Choose an area to plant alfalfa with full sun to partial shade that is well-drained and does not collect water. Avoid any area that allows water to stand after a rain.
Test the soil. Soil pH should be at least 6.5 to grow alfalfa. For a low soil pH, apply 50 pounds of lime for every 1,000 square feet. If your soil pH is too high, apply 400 pounds of sulfur per acre.
Till the ground to a depth of 1/4 inch. Remove all weeds, rocks and other debris. If you are planting using a no-till method, apply a herbicide to the area to destroy the weeds. No-till methods slice a hole into the soil.
Spread your alfalfa seeds at a rate of 18 to 20 pounds of seed per acre. Use a mechanical seeder to apply the seed evenly.
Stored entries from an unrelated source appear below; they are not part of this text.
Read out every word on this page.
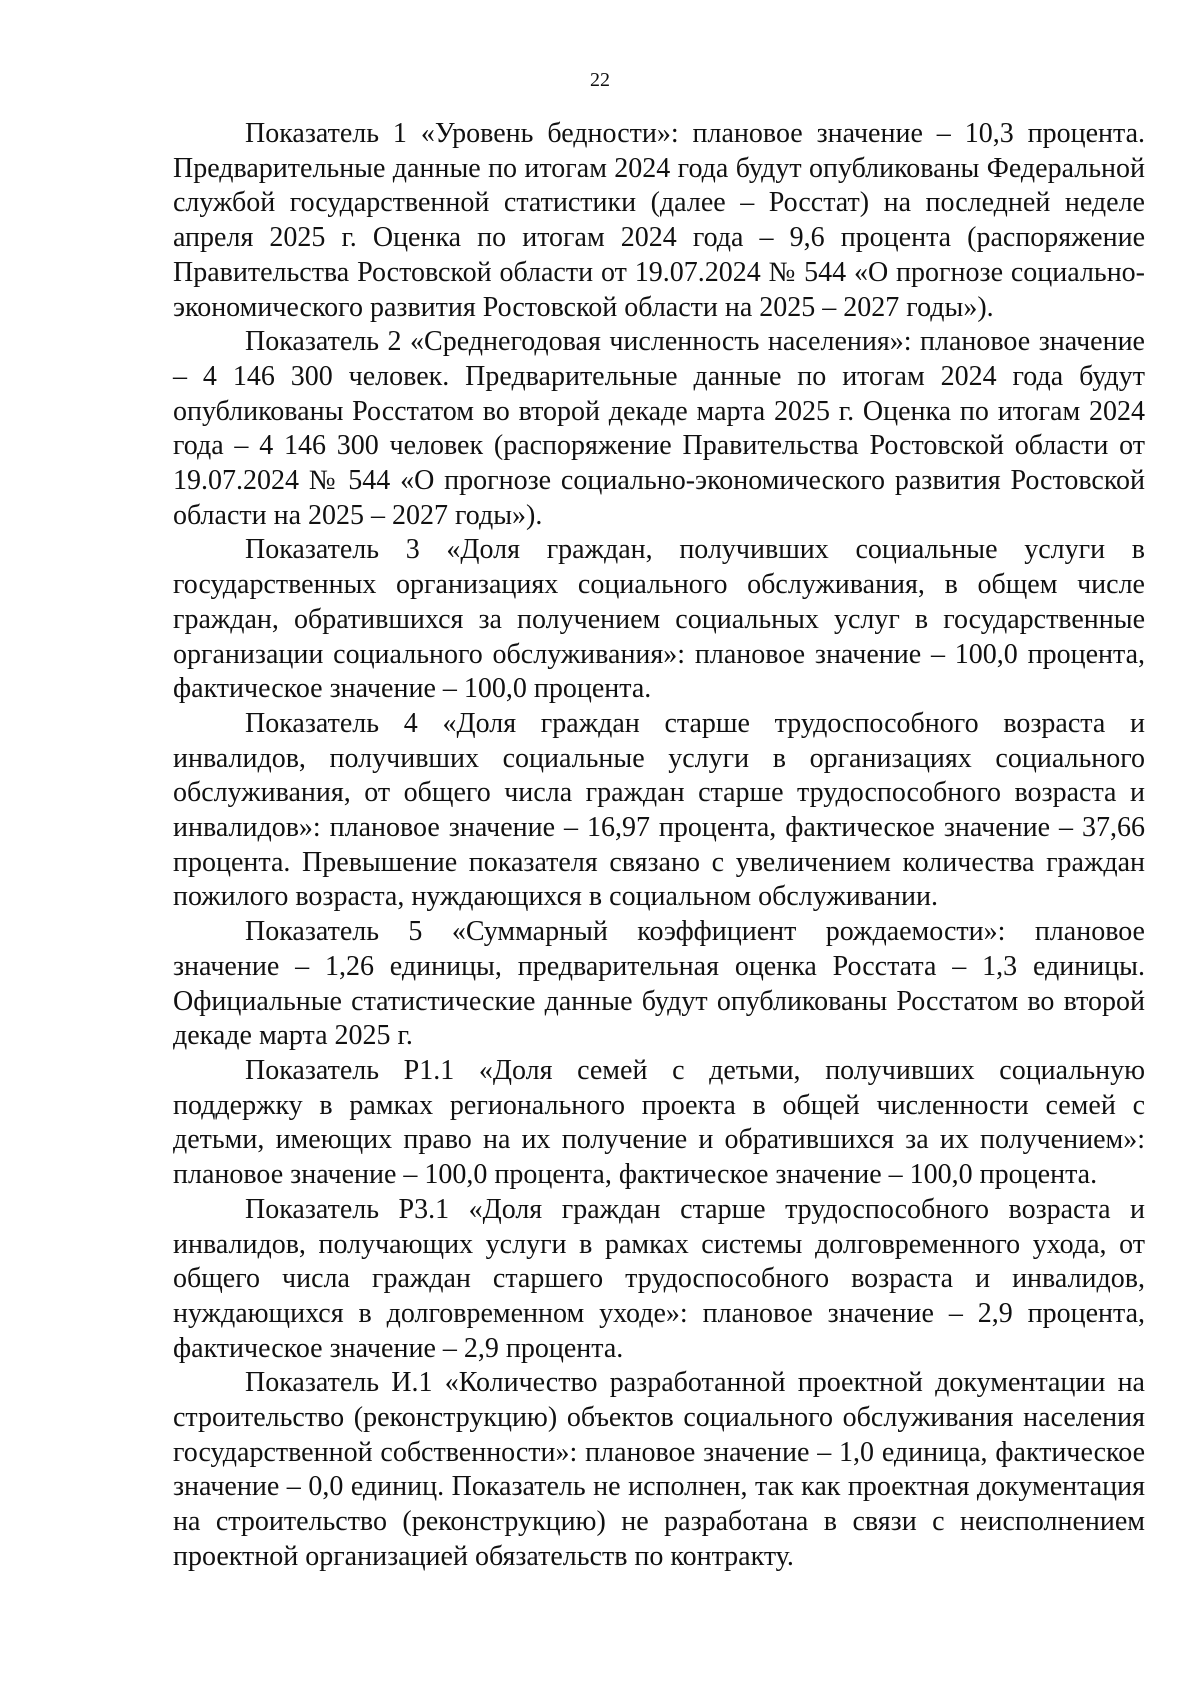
22

Показатель 1 «Уровень бедности»: плановое значение – 10,3 процента. Предварительные данные по итогам 2024 года будут опубликованы Федеральной службой государственной статистики (далее – Росстат) на последней неделе апреля 2025 г. Оценка по итогам 2024 года – 9,6 процента (распоряжение Правительства Ростовской области от 19.07.2024 № 544 «О прогнозе социально-экономического развития Ростовской области на 2025 – 2027 годы»).

Показатель 2 «Среднегодовая численность населения»: плановое значение – 4 146 300 человек. Предварительные данные по итогам 2024 года будут опубликованы Росстатом во второй декаде марта 2025 г. Оценка по итогам 2024 года – 4 146 300 человек (распоряжение Правительства Ростовской области от 19.07.2024 № 544 «О прогнозе социально-экономического развития Ростовской области на 2025 – 2027 годы»).

Показатель 3 «Доля граждан, получивших социальные услуги в государственных организациях социального обслуживания, в общем числе граждан, обратившихся за получением социальных услуг в государственные организации социального обслуживания»: плановое значение – 100,0 процента, фактическое значение – 100,0 процента.

Показатель 4 «Доля граждан старше трудоспособного возраста и инвалидов, получивших социальные услуги в организациях социального обслуживания, от общего числа граждан старше трудоспособного возраста и инвалидов»: плановое значение – 16,97 процента, фактическое значение – 37,66 процента. Превышение показателя связано с увеличением количества граждан пожилого возраста, нуждающихся в социальном обслуживании.

Показатель 5 «Суммарный коэффициент рождаемости»: плановое значение – 1,26 единицы, предварительная оценка Росстата – 1,3 единицы. Официальные статистические данные будут опубликованы Росстатом во второй декаде марта 2025 г.

Показатель Р1.1 «Доля семей с детьми, получивших социальную поддержку в рамках регионального проекта в общей численности семей с детьми, имеющих право на их получение и обратившихся за их получением»: плановое значение – 100,0 процента, фактическое значение – 100,0 процента.

Показатель Р3.1 «Доля граждан старше трудоспособного возраста и инвалидов, получающих услуги в рамках системы долговременного ухода, от общего числа граждан старшего трудоспособного возраста и инвалидов, нуждающихся в долговременном уходе»: плановое значение – 2,9 процента, фактическое значение – 2,9 процента.

Показатель И.1 «Количество разработанной проектной документации на строительство (реконструкцию) объектов социального обслуживания населения государственной собственности»: плановое значение – 1,0 единица, фактическое значение – 0,0 единиц. Показатель не исполнен, так как проектная документация на строительство (реконструкцию) не разработана в связи с неисполнением проектной организацией обязательств по контракту.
If you are using a broadcast seeder, apply 20 to 30 pounds of seed per acre because the seed will not be planted as deep.
Rake over your seeds or pull a length of chain link fence over the area to cover the seeds. This will prevent the seeds from washing or blowing away. Seeds should be no deeper than 1/4 of an inch deep. No-till planting methods use a press to push the seeds into the soil.
Apply a selective herbicide to control weed in the alfalfa. Choose a post-emergent herbicide to destroy the weeds but leave the alfalfa.
Water alfalfa with 2 to 3 inches of water daily until the grass has been established. Once the grass begins growing, usually in about a week, decrease watering to every other day.